A Luta Continua, por Artur de Carvalho
    Ela começou a falar e falar. Falar que as coisas não podiam ficar do jeito que estão. ‘Você entende?’, ela perguntava. Eu com a cabeça dizia que sim. Ela continuava. Dizia que seria muito mais fácil se as pessoas dividissem as coisas, se houvesse uma espécie de teto para os salários.

    - Porque a gente precisa tanto do lixeiro quanto do médico, não precisa?
    Eu respondia que sim. É claro. Tanto do médico quanto do lixeiro.
    - Ou dos advogados, eu disse.
    - É isso. Você está pegando a idéia.
    E dizia que ninguém podia viver assim, fingindo que não via. Que era hora de se unir. As pessoas precisam de mais espírito de luta. Os estudantes têm esse espírito de luta.
    - E os intelectuais têm o respeito da sociedade... Têm que se unir, criar um movimento, sei lá...
    Eu me levantei e fui tomar um café. Falei para ela esperar um pouco, eu ia até ali fora, fumar um cigarro. Eu não gostava de fumar em ambientes fechados. Ainda mais com uma criança de dezesseis anos por perto. Ela me disse que podia fumar. Ela mesma já havia dado uns tragos. Não achou graça, mas cada um podia fazer o que bem entendesse na vida. Era mais uma coisa que ficava martelando a cabeça dela. Por que é que as pessoas interferiam tanto na vida umas das outras? Será que não podiam tomar conta das próprias vidas? Por ela, liberavam tudo.
    - Drogas, tudo...
    Ela vinha me seguindo, lá para fora. Chegamos na varanda e eu acendi meu cigarro. Dei um trago comprido, tentando parecer pensativo. Olhei para ela e perguntei:
    - E de que maneira você pretende implantar essas suas idéias?
    Ela me disse que já tinha uma porção de amigos, que se reuniam toda semana. Que eles faziam até planos. Precisavam fazer panfletos, espalhar a idéia. Por que não era uma idéia regional. Era uma coisa que poderia se transformar numa bola de neve.
    - Quem é que não quer igualdade? Todo mundo quer igualdade. Até as religiões querem a igualdade. Embora as religiões também sirvam para amansar a população, mas essa é outra história. O que estou querendo dizer é que para difundir as idéias é preciso dinheiro. Para tudo precisa dinheiro. E dinheiro só os que não querem mudanças têm. Então (nesse ponto ela olhou em volta e abaixou o tom de voz) nós achamos que devemos tirar dinheiro na marra. Sequestros, sei lá. Mas só de banqueiros, esses caras. Tipo Robin Hood, entende?
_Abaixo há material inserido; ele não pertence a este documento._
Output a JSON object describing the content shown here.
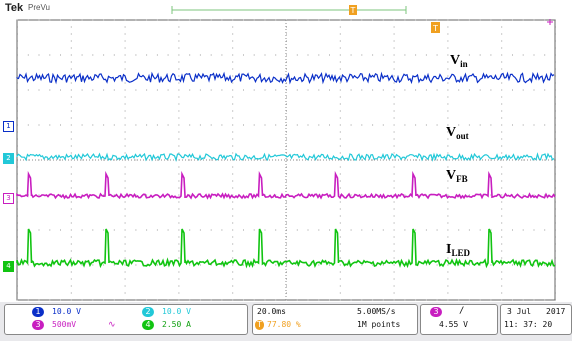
{
  "header": {
    "brand": "Tek",
    "mode": "PreVu"
  },
  "colors": {
    "ch1": "#0a2fc8",
    "ch2": "#22c8d8",
    "ch3": "#c81ec0",
    "ch4": "#11c411",
    "trigger": "#f0a020"
  },
  "icons": {
    "trigger": "trigger-t-icon",
    "math": "math-wave-icon",
    "edge": "rising-edge-icon"
  },
  "labels": {
    "vin": "V",
    "vin_sub": "in",
    "vout": "V",
    "vout_sub": "out",
    "vfb": "V",
    "vfb_sub": "FB",
    "iled": "I",
    "iled_sub": "LED"
  },
  "markers": {
    "ch1": "1",
    "ch2": "2",
    "ch3": "3",
    "ch4": "4"
  },
  "channels": [
    {
      "num": "1",
      "scale": "10.0 V"
    },
    {
      "num": "2",
      "scale": "10.0 V"
    },
    {
      "num": "3",
      "scale": "500mV"
    },
    {
      "num": "4",
      "scale": "2.50 A"
    }
  ],
  "timebase": {
    "time_div": "20.0ms",
    "sample_rate": "5.00MS/s",
    "trigger_pos": "77.80 %",
    "record": "1M points"
  },
  "trigger": {
    "channel": "3",
    "slope": "/",
    "level": "4.55 V"
  },
  "datetime": {
    "date": "3 Jul",
    "year": "2017",
    "time": "11: 37: 20"
  }
}
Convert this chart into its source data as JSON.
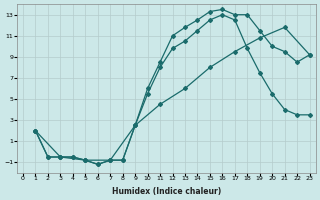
{
  "xlabel": "Humidex (Indice chaleur)",
  "ylabel": "",
  "bg_color": "#cce8e8",
  "grid_color": "#b5cccc",
  "line_color": "#1a6b6b",
  "xlim": [
    -0.5,
    23.5
  ],
  "ylim": [
    -2,
    14
  ],
  "xticks": [
    0,
    1,
    2,
    3,
    4,
    5,
    6,
    7,
    8,
    9,
    10,
    11,
    12,
    13,
    14,
    15,
    16,
    17,
    18,
    19,
    20,
    21,
    22,
    23
  ],
  "yticks": [
    -1,
    1,
    3,
    5,
    7,
    9,
    11,
    13
  ],
  "line1_x": [
    1,
    2,
    3,
    4,
    5,
    6,
    7,
    8,
    9,
    10,
    11,
    12,
    13,
    14,
    15,
    16,
    17,
    18,
    19,
    20,
    21,
    22,
    23
  ],
  "line1_y": [
    2.0,
    -0.5,
    -0.5,
    -0.5,
    -0.8,
    -1.2,
    -0.8,
    -0.8,
    2.5,
    6.0,
    8.5,
    11.0,
    11.8,
    12.5,
    13.3,
    13.5,
    13.0,
    13.0,
    11.5,
    10.0,
    9.5,
    8.5,
    9.2
  ],
  "line2_x": [
    1,
    2,
    3,
    4,
    5,
    6,
    7,
    8,
    9,
    10,
    11,
    12,
    13,
    14,
    15,
    16,
    17,
    18,
    19,
    20,
    21,
    22,
    23
  ],
  "line2_y": [
    2.0,
    -0.5,
    -0.5,
    -0.5,
    -0.8,
    -1.2,
    -0.8,
    -0.8,
    2.5,
    5.5,
    8.0,
    9.8,
    10.5,
    11.5,
    12.5,
    13.0,
    12.5,
    9.8,
    7.5,
    5.5,
    4.0,
    3.5,
    3.5
  ],
  "line3_x": [
    1,
    3,
    5,
    7,
    9,
    11,
    13,
    15,
    17,
    19,
    21,
    23
  ],
  "line3_y": [
    2.0,
    -0.5,
    -0.8,
    -0.8,
    2.5,
    4.5,
    6.0,
    8.0,
    9.5,
    10.8,
    11.8,
    9.2
  ]
}
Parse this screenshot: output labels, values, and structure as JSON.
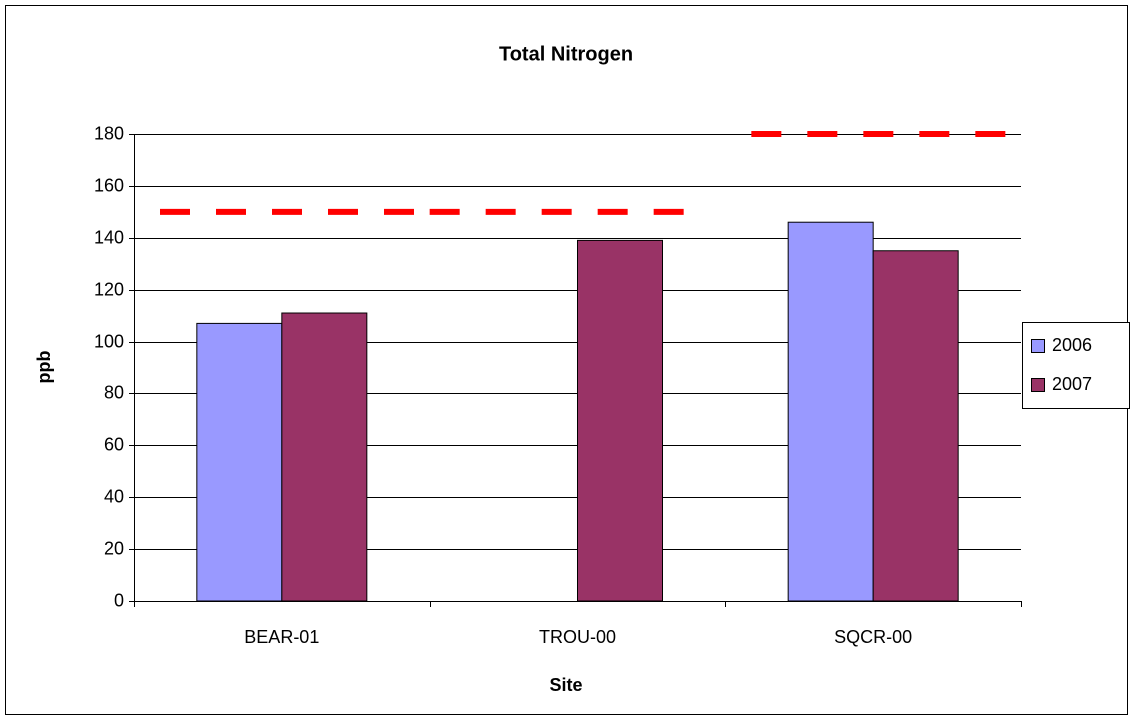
{
  "chart_data": {
    "type": "bar",
    "title": "Total Nitrogen",
    "x_label": "Site",
    "y_label": "ppb",
    "categories": [
      "BEAR-01",
      "TROU-00",
      "SQCR-00"
    ],
    "series": [
      {
        "name": "2006",
        "color": "#9999ff",
        "values": [
          107,
          null,
          146
        ]
      },
      {
        "name": "2007",
        "color": "#993366",
        "values": [
          111,
          139,
          135
        ]
      }
    ],
    "targets": {
      "color": "#ff0000",
      "values": [
        150,
        150,
        180
      ]
    },
    "ylim": [
      0,
      180
    ],
    "yticks": [
      0,
      20,
      40,
      60,
      80,
      100,
      120,
      140,
      160,
      180
    ],
    "grid": true,
    "legend": "right"
  }
}
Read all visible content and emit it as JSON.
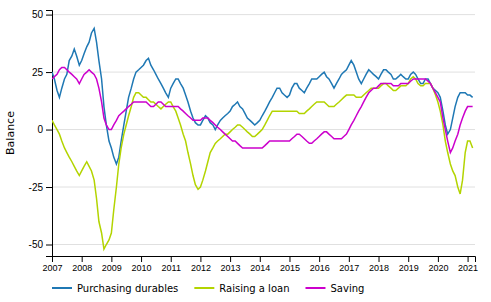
{
  "chart_data": {
    "type": "line",
    "ylabel": "Balance",
    "x": [
      2007.0,
      2007.08,
      2007.17,
      2007.25,
      2007.33,
      2007.42,
      2007.5,
      2007.58,
      2007.67,
      2007.75,
      2007.83,
      2007.92,
      2008.0,
      2008.08,
      2008.17,
      2008.25,
      2008.33,
      2008.42,
      2008.5,
      2008.58,
      2008.67,
      2008.75,
      2008.83,
      2008.92,
      2009.0,
      2009.08,
      2009.17,
      2009.25,
      2009.33,
      2009.42,
      2009.5,
      2009.58,
      2009.67,
      2009.75,
      2009.83,
      2009.92,
      2010.0,
      2010.08,
      2010.17,
      2010.25,
      2010.33,
      2010.42,
      2010.5,
      2010.58,
      2010.67,
      2010.75,
      2010.83,
      2010.92,
      2011.0,
      2011.08,
      2011.17,
      2011.25,
      2011.33,
      2011.42,
      2011.5,
      2011.58,
      2011.67,
      2011.75,
      2011.83,
      2011.92,
      2012.0,
      2012.08,
      2012.17,
      2012.25,
      2012.33,
      2012.42,
      2012.5,
      2012.58,
      2012.67,
      2012.75,
      2012.83,
      2012.92,
      2013.0,
      2013.08,
      2013.17,
      2013.25,
      2013.33,
      2013.42,
      2013.5,
      2013.58,
      2013.67,
      2013.75,
      2013.83,
      2013.92,
      2014.0,
      2014.08,
      2014.17,
      2014.25,
      2014.33,
      2014.42,
      2014.5,
      2014.58,
      2014.67,
      2014.75,
      2014.83,
      2014.92,
      2015.0,
      2015.08,
      2015.17,
      2015.25,
      2015.33,
      2015.42,
      2015.5,
      2015.58,
      2015.67,
      2015.75,
      2015.83,
      2015.92,
      2016.0,
      2016.08,
      2016.17,
      2016.25,
      2016.33,
      2016.42,
      2016.5,
      2016.58,
      2016.67,
      2016.75,
      2016.83,
      2016.92,
      2017.0,
      2017.08,
      2017.17,
      2017.25,
      2017.33,
      2017.42,
      2017.5,
      2017.58,
      2017.67,
      2017.75,
      2017.83,
      2017.92,
      2018.0,
      2018.08,
      2018.17,
      2018.25,
      2018.33,
      2018.42,
      2018.5,
      2018.58,
      2018.67,
      2018.75,
      2018.83,
      2018.92,
      2019.0,
      2019.08,
      2019.17,
      2019.25,
      2019.33,
      2019.42,
      2019.5,
      2019.58,
      2019.67,
      2019.75,
      2019.83,
      2019.92,
      2020.0,
      2020.08,
      2020.17,
      2020.25,
      2020.33,
      2020.42,
      2020.5,
      2020.58,
      2020.67,
      2020.75,
      2020.83,
      2020.92,
      2021.0,
      2021.08,
      2021.17
    ],
    "series": [
      {
        "name": "Purchasing durables",
        "color": "#1f78b4",
        "values": [
          25,
          22,
          17,
          14,
          18,
          22,
          24,
          30,
          32,
          35,
          32,
          28,
          30,
          33,
          36,
          38,
          42,
          44,
          38,
          30,
          22,
          10,
          2,
          -5,
          -8,
          -12,
          -15,
          -12,
          -5,
          2,
          8,
          14,
          18,
          22,
          25,
          26,
          27,
          28,
          30,
          31,
          28,
          26,
          24,
          22,
          20,
          18,
          16,
          14,
          18,
          20,
          22,
          22,
          20,
          18,
          15,
          12,
          8,
          5,
          3,
          2,
          2,
          4,
          6,
          5,
          3,
          2,
          0,
          2,
          4,
          5,
          6,
          7,
          8,
          10,
          11,
          12,
          10,
          9,
          7,
          5,
          4,
          3,
          2,
          3,
          4,
          6,
          8,
          10,
          12,
          14,
          16,
          18,
          18,
          16,
          15,
          14,
          15,
          18,
          20,
          20,
          18,
          17,
          16,
          18,
          20,
          22,
          22,
          22,
          23,
          24,
          25,
          23,
          22,
          20,
          18,
          20,
          22,
          24,
          25,
          26,
          28,
          30,
          28,
          25,
          22,
          20,
          22,
          24,
          26,
          25,
          24,
          23,
          22,
          24,
          26,
          26,
          25,
          24,
          22,
          22,
          23,
          24,
          23,
          22,
          22,
          24,
          25,
          24,
          22,
          20,
          20,
          22,
          22,
          20,
          18,
          17,
          16,
          14,
          8,
          2,
          -2,
          0,
          5,
          10,
          14,
          16,
          16,
          16,
          15,
          15,
          14
        ]
      },
      {
        "name": "Raising a loan",
        "color": "#b3d400",
        "values": [
          4,
          2,
          0,
          -2,
          -5,
          -8,
          -10,
          -12,
          -14,
          -16,
          -18,
          -20,
          -18,
          -16,
          -14,
          -16,
          -18,
          -22,
          -30,
          -40,
          -45,
          -52,
          -50,
          -48,
          -45,
          -35,
          -25,
          -15,
          -8,
          -2,
          2,
          6,
          10,
          14,
          16,
          16,
          15,
          14,
          14,
          13,
          12,
          12,
          11,
          10,
          9,
          10,
          11,
          12,
          12,
          10,
          8,
          5,
          2,
          -2,
          -5,
          -10,
          -15,
          -20,
          -24,
          -26,
          -25,
          -22,
          -18,
          -14,
          -10,
          -8,
          -6,
          -5,
          -4,
          -3,
          -2,
          -2,
          -1,
          0,
          1,
          2,
          2,
          1,
          0,
          -1,
          -2,
          -3,
          -3,
          -2,
          -1,
          0,
          2,
          4,
          6,
          8,
          8,
          8,
          8,
          8,
          8,
          8,
          8,
          8,
          8,
          8,
          7,
          7,
          7,
          8,
          9,
          10,
          11,
          12,
          12,
          12,
          12,
          11,
          10,
          10,
          10,
          11,
          12,
          13,
          14,
          15,
          15,
          15,
          15,
          14,
          14,
          14,
          15,
          16,
          17,
          18,
          18,
          18,
          18,
          19,
          20,
          20,
          19,
          18,
          17,
          17,
          18,
          19,
          19,
          19,
          20,
          22,
          23,
          22,
          20,
          19,
          19,
          20,
          20,
          20,
          18,
          15,
          12,
          8,
          2,
          -5,
          -10,
          -15,
          -18,
          -20,
          -25,
          -28,
          -22,
          -10,
          -5,
          -5,
          -8
        ]
      },
      {
        "name": "Saving",
        "color": "#cc00cc",
        "values": [
          22,
          23,
          24,
          26,
          27,
          27,
          26,
          25,
          24,
          23,
          22,
          20,
          22,
          24,
          25,
          26,
          25,
          24,
          22,
          18,
          12,
          5,
          2,
          0,
          0,
          2,
          4,
          6,
          7,
          8,
          9,
          10,
          11,
          12,
          12,
          12,
          12,
          12,
          12,
          11,
          10,
          10,
          11,
          12,
          12,
          11,
          10,
          10,
          10,
          10,
          10,
          10,
          9,
          8,
          7,
          6,
          5,
          4,
          4,
          4,
          4,
          5,
          5,
          5,
          4,
          3,
          2,
          1,
          0,
          -1,
          -2,
          -3,
          -4,
          -5,
          -5,
          -6,
          -7,
          -8,
          -8,
          -8,
          -8,
          -8,
          -8,
          -8,
          -8,
          -8,
          -7,
          -6,
          -5,
          -5,
          -5,
          -5,
          -5,
          -5,
          -5,
          -5,
          -5,
          -4,
          -3,
          -2,
          -2,
          -3,
          -4,
          -5,
          -6,
          -6,
          -5,
          -4,
          -3,
          -2,
          -1,
          -1,
          -2,
          -3,
          -4,
          -4,
          -4,
          -4,
          -3,
          -2,
          0,
          2,
          4,
          6,
          8,
          10,
          12,
          14,
          16,
          17,
          18,
          18,
          19,
          20,
          20,
          20,
          20,
          20,
          19,
          19,
          19,
          20,
          20,
          20,
          20,
          21,
          22,
          22,
          22,
          22,
          22,
          22,
          21,
          20,
          18,
          16,
          14,
          12,
          5,
          0,
          -5,
          -10,
          -8,
          -5,
          -2,
          2,
          5,
          8,
          10,
          10,
          10
        ]
      }
    ],
    "xlim": [
      2007.0,
      2021.25
    ],
    "xticks": [
      2007,
      2008,
      2009,
      2010,
      2011,
      2012,
      2013,
      2014,
      2015,
      2016,
      2017,
      2018,
      2019,
      2020,
      2021
    ],
    "ylim": [
      -55,
      52
    ],
    "yticks": [
      -50,
      -25,
      0,
      25,
      50
    ],
    "grid": true,
    "legend": "lower left"
  }
}
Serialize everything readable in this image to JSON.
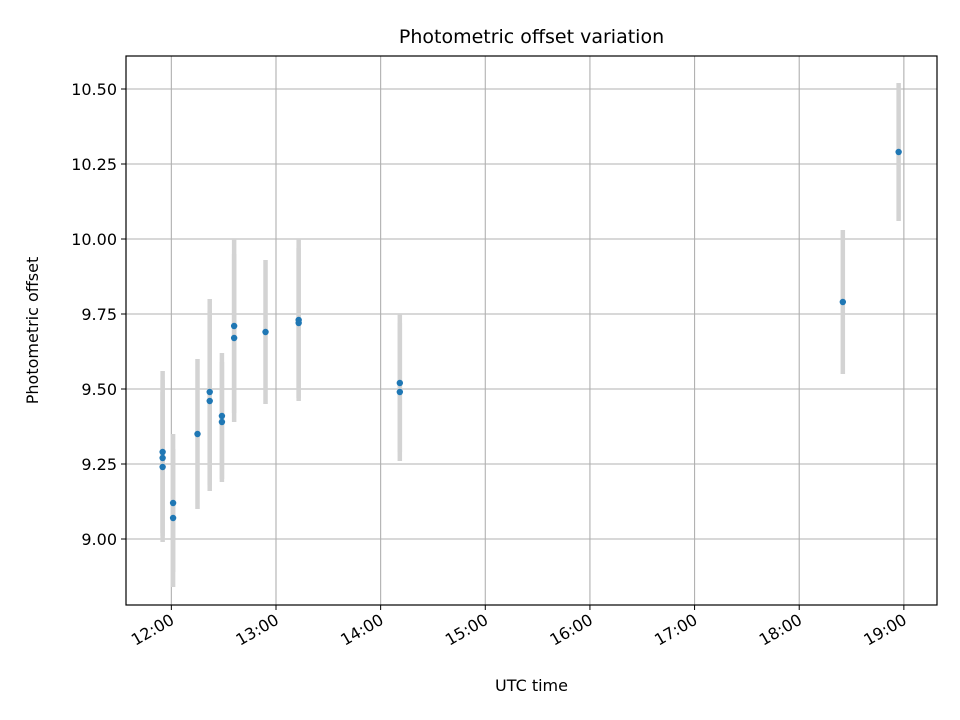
{
  "chart_data": {
    "type": "scatter",
    "title": "Photometric offset variation",
    "xlabel": "UTC time",
    "ylabel": "Photometric offset",
    "xlim": [
      "11:34",
      "19:19"
    ],
    "ylim": [
      8.78,
      10.61
    ],
    "x_ticks": [
      "12:00",
      "13:00",
      "14:00",
      "15:00",
      "16:00",
      "17:00",
      "18:00",
      "19:00"
    ],
    "y_ticks": [
      "9.00",
      "9.25",
      "9.50",
      "9.75",
      "10.00",
      "10.25",
      "10.50"
    ],
    "grid": true,
    "series": [
      {
        "marker_color": "#1f77b4",
        "errorbar_color": "#d3d3d3",
        "points": [
          {
            "x": "11:55",
            "y": 9.29,
            "err": 0.27
          },
          {
            "x": "11:55",
            "y": 9.27,
            "err": 0.26
          },
          {
            "x": "11:55",
            "y": 9.24,
            "err": 0.25
          },
          {
            "x": "12:01",
            "y": 9.12,
            "err": 0.23
          },
          {
            "x": "12:01",
            "y": 9.07,
            "err": 0.23
          },
          {
            "x": "12:15",
            "y": 9.35,
            "err": 0.25
          },
          {
            "x": "12:22",
            "y": 9.49,
            "err": 0.31
          },
          {
            "x": "12:22",
            "y": 9.46,
            "err": 0.3
          },
          {
            "x": "12:29",
            "y": 9.41,
            "err": 0.21
          },
          {
            "x": "12:29",
            "y": 9.39,
            "err": 0.2
          },
          {
            "x": "12:36",
            "y": 9.71,
            "err": 0.29
          },
          {
            "x": "12:36",
            "y": 9.67,
            "err": 0.28
          },
          {
            "x": "12:54",
            "y": 9.69,
            "err": 0.24
          },
          {
            "x": "13:13",
            "y": 9.73,
            "err": 0.27
          },
          {
            "x": "13:13",
            "y": 9.72,
            "err": 0.25
          },
          {
            "x": "14:11",
            "y": 9.52,
            "err": 0.23
          },
          {
            "x": "14:11",
            "y": 9.49,
            "err": 0.23
          },
          {
            "x": "18:25",
            "y": 9.79,
            "err": 0.24
          },
          {
            "x": "18:57",
            "y": 10.29,
            "err": 0.23
          }
        ]
      }
    ]
  }
}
    - Entendo, eu disse, dando outro trago no cigarro e soltando a fumaça pelo nariz.
    Ela continuou dizendo que tinha uns amigos que entendiam demais de computador. Eram hacker’s. Explicou que hacker’s são caras que entram em outros computadores pela internet e fazem o que querem. Perguntou se eu nunca tinha ouvido falar neles, já tinham entrado até nos computadores da CIA. Eu já tinha ouvido falar.
    - E o que é que tem os hacher’s?, perguntei.
    Ela respondeu que os amigos dela poderiam entrar nos computadores do governo, desativar cobranças de impostos, trocar números de contas bancárias. Instalar o caos. E aí eles se aproveitariam e...tomariam o poder!!!
    - Tomariam o quê?
    - O poder! Tomaríamos o poder! Fundaríamos uma sociedade mais justa, onde a riqueza do país fosse dividida igualitariamente. Logo outros países veriam que esse é o único modo possível de viver. Se aliariam a nós, num imenso bloco. Seríamos a outra face do neoliberalismo. Você não entende? Eu estou falando do futuro. Um futuro que, queiramos ou não, vai acontecer. O homem evolui para isso. Seria a sociedade perfeita!
    Eu acabei meu cigarro. Joguei no chão e pisei, esmagando os últimos sinais de brasa com a ponta do sapato. Sorri.
    Ela tinha acabado de inventar o comunismo.